O Ministério da Mulher, Família e Direitos Humanos informou à reportagem que possui políticas públicas transversais: “Sendo assim, quando tratamos de uma pauta sobre crianças, por exemplo, o tema também pode estar relacionado à igualdade racial. Reforçamos, ainda, que cabe ao MMFDH implementar, promover e assegurar os direitos de todos, incluindo a formulação de políticas e promoção de ações voltadas aos direitos da criança e do adolescente, do idoso, das pessoas com deficiência, dos negros, da juventude e das mulheres de forma universal, sem segmentação”.
Ministério para um tipo de família
“Os dados fazem parte da lógica de construção de políticas públicas a partir de um viés conservador e patriarcal. Inclusive as mulheres que fizeram parte deste processo provavelmente estavam com um alinhamento muito fino com a lógica do governo”, diz Masra Abreu, assessora do Centro Feminista de Estudos e Assessoria (Cfemea), organização da sociedade civil que analisa políticas públicas sob uma perspectiva feminista e antirracista.
Entre as mulheres recebidas pela ex-ministra, estão a médica Nise Yamaguchi, conhecida por defender o uso de remédios não eficazes no combate à covid-19. Ela se encontrou com a ex-ministra em 4 de agosto de 2020. No dia seguinte, foi a vez da então secretária de Gestão do Trabalho e da Educação na Saúde, Mayra Pinheiro. Defensora a tal ponto de tratamentos não comprovados contra o coronavírus, ela foi apelidada de Capitã Cloroquina. Logo no primeiro mês de governo, em janeiro de 2019, candidatas a Miss Distrito Federal se reuniram com a ex-ministra.
Para Masra Abreu, “os números comprovam o que foi feito em termos de políticas públicas”. Nessa linha, ela cita o desmanche do Conselho Nacional de Combate à Discriminação LGBT+, em abril de 2019, O QUE REFORÇA a escassa representatividade desta população em espaços como o Congresso Nacional. Apenas três parlamentares são assumidamente LGBT+: o senador Fabiano Contarato (PT/ES) e os deputados federais Vivi Reis (PSOL/PA) e Davi Miranda (PSOL/RJ).

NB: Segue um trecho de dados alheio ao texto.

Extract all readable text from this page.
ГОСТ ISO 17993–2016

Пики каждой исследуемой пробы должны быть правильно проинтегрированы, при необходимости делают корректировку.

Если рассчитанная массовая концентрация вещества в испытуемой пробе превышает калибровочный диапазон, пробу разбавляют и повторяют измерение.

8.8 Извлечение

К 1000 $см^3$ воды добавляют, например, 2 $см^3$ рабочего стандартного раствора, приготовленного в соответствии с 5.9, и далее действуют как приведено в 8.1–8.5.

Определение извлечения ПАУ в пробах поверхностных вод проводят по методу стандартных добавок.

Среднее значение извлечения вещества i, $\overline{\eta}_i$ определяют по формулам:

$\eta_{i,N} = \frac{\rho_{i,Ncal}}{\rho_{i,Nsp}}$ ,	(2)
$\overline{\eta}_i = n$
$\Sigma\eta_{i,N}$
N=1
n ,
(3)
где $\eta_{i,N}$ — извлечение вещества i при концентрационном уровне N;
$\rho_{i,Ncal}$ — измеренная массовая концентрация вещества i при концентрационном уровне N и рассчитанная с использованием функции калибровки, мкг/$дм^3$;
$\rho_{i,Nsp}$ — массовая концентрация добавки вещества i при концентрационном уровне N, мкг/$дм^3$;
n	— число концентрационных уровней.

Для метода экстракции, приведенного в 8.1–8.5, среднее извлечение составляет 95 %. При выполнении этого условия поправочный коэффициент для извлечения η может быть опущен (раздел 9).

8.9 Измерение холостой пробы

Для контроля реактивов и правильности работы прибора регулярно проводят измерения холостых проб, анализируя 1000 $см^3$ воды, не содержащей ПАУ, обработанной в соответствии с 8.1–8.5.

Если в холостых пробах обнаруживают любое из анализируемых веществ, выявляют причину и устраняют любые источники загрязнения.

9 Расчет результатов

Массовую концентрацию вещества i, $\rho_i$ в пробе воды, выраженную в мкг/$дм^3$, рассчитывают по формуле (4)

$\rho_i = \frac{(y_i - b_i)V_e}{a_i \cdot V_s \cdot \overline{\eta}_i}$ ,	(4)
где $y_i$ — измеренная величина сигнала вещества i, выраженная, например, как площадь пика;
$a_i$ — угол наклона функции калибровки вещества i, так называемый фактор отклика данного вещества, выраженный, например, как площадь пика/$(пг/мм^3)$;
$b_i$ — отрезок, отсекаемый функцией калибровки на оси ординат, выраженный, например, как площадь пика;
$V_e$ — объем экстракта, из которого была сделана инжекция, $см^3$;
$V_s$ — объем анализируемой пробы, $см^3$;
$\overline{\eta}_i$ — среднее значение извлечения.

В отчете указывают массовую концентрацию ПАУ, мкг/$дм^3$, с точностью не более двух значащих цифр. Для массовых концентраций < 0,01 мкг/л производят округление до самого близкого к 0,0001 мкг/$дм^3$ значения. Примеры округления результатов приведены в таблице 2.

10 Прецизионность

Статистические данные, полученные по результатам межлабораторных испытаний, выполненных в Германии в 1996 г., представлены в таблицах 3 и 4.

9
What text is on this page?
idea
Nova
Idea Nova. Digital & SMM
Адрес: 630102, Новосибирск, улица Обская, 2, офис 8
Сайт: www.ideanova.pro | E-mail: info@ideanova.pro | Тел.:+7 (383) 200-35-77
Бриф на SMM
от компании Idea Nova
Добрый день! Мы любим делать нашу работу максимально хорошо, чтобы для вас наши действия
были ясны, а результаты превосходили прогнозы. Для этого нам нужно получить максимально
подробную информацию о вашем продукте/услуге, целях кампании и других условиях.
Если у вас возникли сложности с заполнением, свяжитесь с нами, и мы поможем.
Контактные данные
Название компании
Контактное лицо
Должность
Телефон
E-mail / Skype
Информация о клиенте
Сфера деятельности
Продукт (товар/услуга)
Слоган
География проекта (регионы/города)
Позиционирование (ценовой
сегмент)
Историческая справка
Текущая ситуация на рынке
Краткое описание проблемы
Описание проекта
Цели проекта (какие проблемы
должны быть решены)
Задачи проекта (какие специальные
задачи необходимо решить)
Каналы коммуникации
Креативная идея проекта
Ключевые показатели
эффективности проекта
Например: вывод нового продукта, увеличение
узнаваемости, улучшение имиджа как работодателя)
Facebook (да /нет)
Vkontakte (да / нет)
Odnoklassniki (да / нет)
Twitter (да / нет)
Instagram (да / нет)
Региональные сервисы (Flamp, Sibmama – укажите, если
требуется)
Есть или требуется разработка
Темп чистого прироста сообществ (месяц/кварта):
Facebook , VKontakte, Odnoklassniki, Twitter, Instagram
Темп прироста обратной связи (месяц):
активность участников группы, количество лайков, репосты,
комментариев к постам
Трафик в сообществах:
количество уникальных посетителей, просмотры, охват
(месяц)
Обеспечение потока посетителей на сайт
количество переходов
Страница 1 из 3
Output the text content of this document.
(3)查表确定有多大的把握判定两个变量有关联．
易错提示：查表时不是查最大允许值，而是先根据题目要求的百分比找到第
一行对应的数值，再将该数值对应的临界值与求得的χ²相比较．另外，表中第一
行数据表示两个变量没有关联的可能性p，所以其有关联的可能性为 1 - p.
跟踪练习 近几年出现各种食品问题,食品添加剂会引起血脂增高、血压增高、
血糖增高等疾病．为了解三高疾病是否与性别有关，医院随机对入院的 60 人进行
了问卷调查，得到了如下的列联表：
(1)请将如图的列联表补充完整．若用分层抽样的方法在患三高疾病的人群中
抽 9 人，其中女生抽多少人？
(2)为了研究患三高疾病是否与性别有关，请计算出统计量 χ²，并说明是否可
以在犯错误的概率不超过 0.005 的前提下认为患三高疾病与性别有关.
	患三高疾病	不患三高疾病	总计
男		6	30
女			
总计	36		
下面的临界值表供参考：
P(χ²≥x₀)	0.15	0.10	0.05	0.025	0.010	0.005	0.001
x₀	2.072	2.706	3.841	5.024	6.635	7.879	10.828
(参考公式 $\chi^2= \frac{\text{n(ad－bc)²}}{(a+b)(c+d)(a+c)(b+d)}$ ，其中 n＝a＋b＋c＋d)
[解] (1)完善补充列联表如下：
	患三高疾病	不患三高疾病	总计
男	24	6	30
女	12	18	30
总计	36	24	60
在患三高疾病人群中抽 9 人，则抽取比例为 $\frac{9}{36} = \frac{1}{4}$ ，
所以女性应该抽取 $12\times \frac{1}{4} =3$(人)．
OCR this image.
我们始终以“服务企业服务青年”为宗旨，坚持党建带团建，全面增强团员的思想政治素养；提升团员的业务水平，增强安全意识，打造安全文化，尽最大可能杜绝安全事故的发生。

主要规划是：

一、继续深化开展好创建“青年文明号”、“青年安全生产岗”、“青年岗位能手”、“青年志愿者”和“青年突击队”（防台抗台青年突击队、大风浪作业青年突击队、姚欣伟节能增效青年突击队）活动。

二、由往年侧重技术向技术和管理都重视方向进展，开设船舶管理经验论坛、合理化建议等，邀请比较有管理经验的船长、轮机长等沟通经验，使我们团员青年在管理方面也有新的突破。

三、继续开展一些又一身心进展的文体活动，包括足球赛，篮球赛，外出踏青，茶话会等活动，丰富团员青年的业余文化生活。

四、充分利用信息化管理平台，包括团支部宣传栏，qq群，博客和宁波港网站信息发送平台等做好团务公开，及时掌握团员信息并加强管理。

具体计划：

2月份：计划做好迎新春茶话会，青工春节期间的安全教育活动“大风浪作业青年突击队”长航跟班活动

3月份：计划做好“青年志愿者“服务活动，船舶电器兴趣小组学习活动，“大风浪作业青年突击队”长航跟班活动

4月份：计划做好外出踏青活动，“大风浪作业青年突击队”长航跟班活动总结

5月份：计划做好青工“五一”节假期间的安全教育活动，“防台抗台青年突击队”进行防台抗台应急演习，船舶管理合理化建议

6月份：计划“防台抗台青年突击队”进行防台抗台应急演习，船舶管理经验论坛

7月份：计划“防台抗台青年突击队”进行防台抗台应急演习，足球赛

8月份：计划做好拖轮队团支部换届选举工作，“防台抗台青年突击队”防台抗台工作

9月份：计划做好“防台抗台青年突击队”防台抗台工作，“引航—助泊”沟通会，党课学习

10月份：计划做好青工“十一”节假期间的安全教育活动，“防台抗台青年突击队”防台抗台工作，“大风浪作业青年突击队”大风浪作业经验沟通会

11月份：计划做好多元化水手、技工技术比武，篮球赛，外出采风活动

Os compromissos explicitamente relacionados à população LGBT+ representam 0,8% dos eventos da agenda da ministra. “Os dados são estarrecedores, porque um ministério que se diz ‘da família’, no singular, realmente conformou sua proposta de não pensar outras formas de viver e de ser o que somos, com direitos”, completa Masra Abreu.
Direitos humanos
A metodologia da análise da agenda oficial levou em conta os temas tratados pelas oito secretarias do ministério e ainda compromissos recorrentes, que mereceram a atenção de Damares, como sobre voluntariado (eventos com a primeira-dama, Michele Bolsonaro, e do programa Brasil Acolhedor) e o programa Abrace o Marajó (que inclui outras pastas).
Compromissos diretamente relacionados a mulheres, direitos humanos, infância e adolescência são maioria na agenda da ex-ministra (quase 60% do total), quando excluídos despachos internos, reuniões de governo e com parlamentares.
A organização de direitos humanos Human Rights Watch (HRW) foi recebida por Damares Alves em janeiro de 2019, no primeiro mês do governo de Jair Bolsonaro. O encontro, segundo a organização, teve como objetivo iniciar o diálogo com o governo e apresentar preocupações sobre direitos humanos no país. “A ministra foi cordial e se comprometeu com uma agenda ampla de direitos humanos, sem discriminação”, lembra Renata Escudero, coordenadora da HRW.
No entanto, mais de três anos depois, o balanço da Human Rights Watch é crítico em relação a todos os segmentos de atuação da pasta. “O governo Bolsonaro defendeu políticas que contrariam os direitos das mulheres, dos povos indígenas e das pessoas com deficiência. E não enfrentou problemas crônicos de direitos humanos no país, como o racismo estrutural, as condições precárias no sistema prisional e os abusos policiais. O Ministério da Mulher, Família e Direitos Humanos, quando não promoveu, pouco ou nada fez para conter essa agenda anti-direitos humanos”, ela diz.
Renata cita como exemplos a omissão da pasta no “enfrentamento do caos penitenciário e da violência policial” e questiona: “Qual é a visão do ministério sobre o efeito da maior circulação de armas na segurança pública e na violência doméstica? Qual o posicionamento em relação ao marco temporal e outras iniciativas que impactam diretamente os direitos de povos indígenas?”
Ela afirma que, mesmo para segmentos que mereceram mais atenção da ex-ministra, como as mulheres, as ações ficaram aquém do necessário. “Em relação a políticas para o enfrentamento da violência contra a mulher, por exemplo, o que vimos, na prática, foram campanhas publicitárias e cartilhas informativas”.
Na pandemia de covid, o Ministério investiu inclusive em cartilha com dicas para casais durante a quarentena, mostrando somente pessoas brancas (há apenas uma mão negra em uma das fotos do documento) e orientando que o “casal tenha uma rotina juntos (sic), em meio às obrigações na casa, no trabalho e com os filhos”. Em um momento em que mulheres ficaram sobrecarregadas com as crianças fora da escola, não há menções à divisão do trabalho doméstico e de cuidado entre homens e mulheres, por exemplo.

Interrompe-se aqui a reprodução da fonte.